ANI 22 mars 2014 : L’impact négatif du durcissement des conditions d’indemnisation chômage sur les ruptures conventionnelles 

La rupture conventionnelle a déjà été « victime » du forfait social de 20%, qui en alourdit le coût pour l’employeur depuis le 1er janvier 2013.

L’ANI du 22 mars 2014 va avoir un effet négatif supplémentaire en raison de la modification des règles applicables en matière d’indemnisation du chômage.

En effet, à compter du 1er Juillet 2014, la rupture du contrat de travail résultant d’une rupture conventionnelle suivie ou non d’une transaction, se verra appliquer un différé d’indemnisation du chômage pouvant aller jusqu’à six mois au lieu des 75 jours actuellement applicables.

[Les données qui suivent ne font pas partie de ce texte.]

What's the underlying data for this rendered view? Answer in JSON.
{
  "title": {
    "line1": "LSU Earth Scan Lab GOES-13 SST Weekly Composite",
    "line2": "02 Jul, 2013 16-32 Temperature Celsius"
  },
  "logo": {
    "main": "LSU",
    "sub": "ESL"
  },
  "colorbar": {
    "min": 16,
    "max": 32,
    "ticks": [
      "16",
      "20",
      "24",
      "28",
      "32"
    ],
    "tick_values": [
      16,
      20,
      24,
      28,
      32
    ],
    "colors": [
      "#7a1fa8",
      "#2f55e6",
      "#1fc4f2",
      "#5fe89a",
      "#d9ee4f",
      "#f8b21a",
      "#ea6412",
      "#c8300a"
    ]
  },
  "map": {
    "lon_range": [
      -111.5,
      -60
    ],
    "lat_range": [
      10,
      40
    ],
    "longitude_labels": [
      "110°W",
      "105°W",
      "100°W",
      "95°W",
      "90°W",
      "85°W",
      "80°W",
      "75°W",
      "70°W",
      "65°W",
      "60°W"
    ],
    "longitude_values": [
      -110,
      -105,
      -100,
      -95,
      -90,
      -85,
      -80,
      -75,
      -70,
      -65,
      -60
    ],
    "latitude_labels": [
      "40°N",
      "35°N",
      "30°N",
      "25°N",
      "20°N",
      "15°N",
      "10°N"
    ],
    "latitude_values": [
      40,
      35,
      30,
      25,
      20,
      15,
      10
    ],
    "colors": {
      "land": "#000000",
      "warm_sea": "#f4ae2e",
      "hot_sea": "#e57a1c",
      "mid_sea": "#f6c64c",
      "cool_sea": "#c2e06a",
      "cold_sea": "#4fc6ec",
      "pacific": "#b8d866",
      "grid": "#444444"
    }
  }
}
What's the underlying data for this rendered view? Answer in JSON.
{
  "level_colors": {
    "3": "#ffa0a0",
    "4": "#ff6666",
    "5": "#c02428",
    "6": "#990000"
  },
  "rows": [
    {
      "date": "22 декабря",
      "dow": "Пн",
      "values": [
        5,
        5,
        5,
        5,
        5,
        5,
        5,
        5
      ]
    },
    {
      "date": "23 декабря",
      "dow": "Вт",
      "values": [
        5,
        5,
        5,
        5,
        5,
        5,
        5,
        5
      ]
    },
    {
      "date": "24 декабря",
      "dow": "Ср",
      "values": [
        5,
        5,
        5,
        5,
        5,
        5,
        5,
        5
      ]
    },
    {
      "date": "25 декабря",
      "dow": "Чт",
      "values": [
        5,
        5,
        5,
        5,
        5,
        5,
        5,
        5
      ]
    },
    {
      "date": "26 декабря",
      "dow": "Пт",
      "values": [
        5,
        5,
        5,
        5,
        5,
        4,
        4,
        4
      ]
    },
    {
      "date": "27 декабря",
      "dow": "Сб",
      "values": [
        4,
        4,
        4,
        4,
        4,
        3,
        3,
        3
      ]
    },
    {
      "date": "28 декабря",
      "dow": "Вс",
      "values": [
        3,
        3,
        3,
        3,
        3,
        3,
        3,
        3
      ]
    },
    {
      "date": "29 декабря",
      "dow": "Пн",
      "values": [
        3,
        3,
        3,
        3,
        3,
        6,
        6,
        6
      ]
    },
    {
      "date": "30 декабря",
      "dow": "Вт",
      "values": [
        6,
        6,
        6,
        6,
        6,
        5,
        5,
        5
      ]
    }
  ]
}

Ainsi, il suffira de percevoir une indemnité de rupture conventionnelle supérieure à 16.200 €uros pour devoir attendre six mois avant de percevoir l’allocation chômage. Il en sera de même, lorsque la somme de l’indemnité de rupture légale/conventionnelle et de l’indemnité transactionnelle dépassera ce montant. In fine, le différé sera supérieur à 75 jours dès la perception d’une indemnité supérieure à 6.750 €uros.

Il est certain que ces nouvelles mesures pénaliseront fortement les ruptures conventionnelles des cadres et des salariés à forte ancienneté.

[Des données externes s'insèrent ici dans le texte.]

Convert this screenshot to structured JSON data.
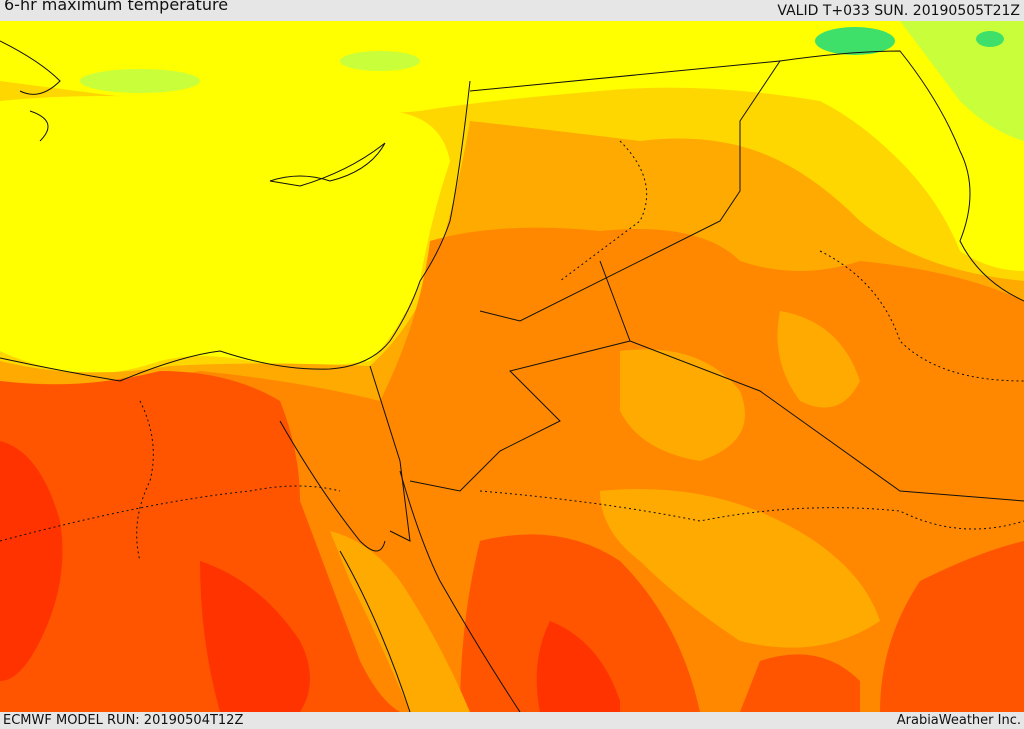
{
  "header": {
    "title": "6-hr maximum temperature",
    "valid_time": "VALID T+033 SUN. 20190505T21Z"
  },
  "footer": {
    "model_run": "ECMWF MODEL RUN: 20190504T12Z",
    "credit": "ArabiaWeather Inc."
  },
  "colors": {
    "band_green": "#3fe06a",
    "band_lightgreen": "#c8ff3a",
    "band_yellow": "#ffff00",
    "band_gold": "#ffd700",
    "band_amber": "#ffaa00",
    "band_orange": "#ff8800",
    "band_redorange": "#ff5500",
    "band_red": "#ff3300",
    "coastline": "#111111"
  }
}
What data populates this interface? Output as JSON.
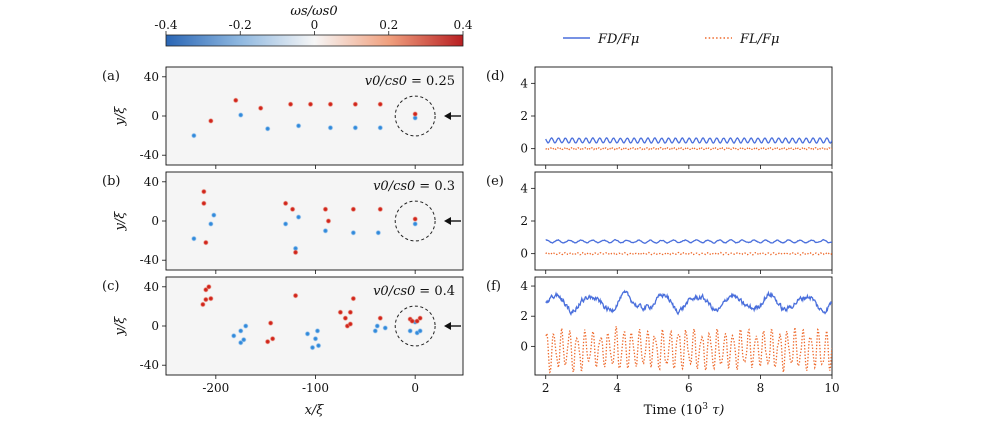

Outre que ces nouvelles dispositions risquent de réduire l’attrait des salariés pour ce mode de rupture, elles devraient inciter les salariés (notamment les cadres) à refuser plus souvent les procédures de ruptures conventionnelles proposées par l’employeur.

A noter que les nouvelles règles concernant le différé d’indemnisation s’appliqueront également aux salariés en cas de transaction post licenciement, sauf en cas de licenciement économique. En effet, pour les salariés licenciés pour motifs économique, le différé restera limité à 75 jours. Les changements vont donc bien au-delà des seules ruptures conventionnelles.